The in-person tour of the university’s power plant changed into a more covid friendly presentation with the help of Harry Frank, Managing Engineer, Power Plant Operations Energy Management, and engineering students Sydney Rogers and Alex Yount. They created a virtual tour of the plant and described the diversified portfolio of energy sources (coal, biomass, gas, wind and solar) used while “walking” through the building. Bobbi Dittmer, a science teacher for Smithton High School and participant of the course mentioned, “I think the Mizzou Power Plant girls did a great job with the virtual tour and explaining everything, but it would have been nice to go inside the plant and see it up close.” Teachers also learned how the university remains reliable by interconnecting with other power companies.

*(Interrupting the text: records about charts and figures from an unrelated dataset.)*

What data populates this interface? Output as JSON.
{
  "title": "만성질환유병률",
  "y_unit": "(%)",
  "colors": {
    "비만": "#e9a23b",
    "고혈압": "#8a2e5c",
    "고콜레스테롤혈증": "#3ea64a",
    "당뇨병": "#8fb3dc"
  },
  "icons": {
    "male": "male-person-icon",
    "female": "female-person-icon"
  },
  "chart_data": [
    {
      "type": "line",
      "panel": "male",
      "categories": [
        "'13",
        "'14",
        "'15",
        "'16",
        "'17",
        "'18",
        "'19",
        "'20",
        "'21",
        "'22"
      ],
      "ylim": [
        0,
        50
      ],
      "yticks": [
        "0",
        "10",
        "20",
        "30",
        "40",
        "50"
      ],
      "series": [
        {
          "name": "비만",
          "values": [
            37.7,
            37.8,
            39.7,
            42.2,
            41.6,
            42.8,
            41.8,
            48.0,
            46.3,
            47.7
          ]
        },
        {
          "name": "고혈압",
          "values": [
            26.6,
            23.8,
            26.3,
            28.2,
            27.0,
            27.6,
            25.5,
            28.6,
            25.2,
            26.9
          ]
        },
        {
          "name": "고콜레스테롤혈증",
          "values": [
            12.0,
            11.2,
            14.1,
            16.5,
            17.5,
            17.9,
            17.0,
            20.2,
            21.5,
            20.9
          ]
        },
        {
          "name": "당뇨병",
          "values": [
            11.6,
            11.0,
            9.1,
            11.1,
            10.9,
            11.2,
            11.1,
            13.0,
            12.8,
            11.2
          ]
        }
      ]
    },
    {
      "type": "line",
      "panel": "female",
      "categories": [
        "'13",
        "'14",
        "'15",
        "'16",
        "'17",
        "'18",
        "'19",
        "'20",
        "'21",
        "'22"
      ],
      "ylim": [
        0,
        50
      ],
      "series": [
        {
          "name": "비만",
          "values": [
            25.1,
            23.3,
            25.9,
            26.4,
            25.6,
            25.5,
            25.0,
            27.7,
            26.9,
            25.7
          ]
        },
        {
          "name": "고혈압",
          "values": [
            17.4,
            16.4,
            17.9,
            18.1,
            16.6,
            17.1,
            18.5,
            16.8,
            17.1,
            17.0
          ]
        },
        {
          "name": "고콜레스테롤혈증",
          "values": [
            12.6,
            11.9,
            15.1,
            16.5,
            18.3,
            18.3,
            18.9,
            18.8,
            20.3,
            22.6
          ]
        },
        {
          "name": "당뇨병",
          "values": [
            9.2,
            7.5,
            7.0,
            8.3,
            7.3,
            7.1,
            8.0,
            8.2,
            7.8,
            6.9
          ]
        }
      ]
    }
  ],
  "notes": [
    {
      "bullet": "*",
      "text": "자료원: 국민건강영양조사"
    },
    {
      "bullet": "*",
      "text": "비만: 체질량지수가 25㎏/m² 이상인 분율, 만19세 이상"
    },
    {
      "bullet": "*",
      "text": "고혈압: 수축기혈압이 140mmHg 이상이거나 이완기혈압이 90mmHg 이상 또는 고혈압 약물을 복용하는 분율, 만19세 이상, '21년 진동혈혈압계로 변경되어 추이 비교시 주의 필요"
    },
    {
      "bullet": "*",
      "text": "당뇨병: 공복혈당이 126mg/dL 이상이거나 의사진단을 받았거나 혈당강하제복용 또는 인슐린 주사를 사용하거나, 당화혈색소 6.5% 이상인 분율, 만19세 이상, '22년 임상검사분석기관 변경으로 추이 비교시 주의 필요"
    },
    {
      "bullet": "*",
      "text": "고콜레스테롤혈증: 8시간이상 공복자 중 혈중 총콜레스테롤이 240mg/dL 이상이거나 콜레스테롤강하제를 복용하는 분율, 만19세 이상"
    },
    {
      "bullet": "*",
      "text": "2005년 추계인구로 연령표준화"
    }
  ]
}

Throughout the course, the participants were extremely cooperative with the protocols and had few issues with the adjustments required. After being asked about how he thought the overall success of the program was affected by Covid-19, Mark Newbold, vice president of administrative services at Central Electric replied, “The only impact that I noticed was that it was difficult to project through a mask; outside of that, everything flowed along.”
In addition to learning about energy efficiency, energy sources, and other essential topics, teachers were able to experience first-hand the Model X electric vehicle by Tesla. Dittmer enjoyed seeing the vehicle and said, “I loved seeing the Model X car and seeing how technology has created such a ‘futuristic’ car that I never thought I would see in my lifetime.” Nancy Gibler, vice president of business development at Central Electric, worked with Tesla to bring the car to the program. After seeing the Model X, Dittmer contacted Tesla and asked if they visited schools. “To my surprise they do and my kids would love to see the technology after we discuss the lithium battery technology.” Energy in Today’s Classroom is looking forward to welcoming Tesla back again next year with the Model X and the highly anticipated Cybertruck.
Overall, everyone thought the program was a great success despite the circumstances. Keith Mueller, senior education specialist at Central Electric, said about the course, “One of the most successful parts of the program was the wiring of the circuits.” Mueller had two presentations, one focusing on electrical safety. Dittmer commented, “I really enjoyed all of it, but I was really engaged with Keith Mueller and the model he brought in to teach electrical safety. The visuals were engaging and the real-life situations he talked about will make it more relatable to my students.”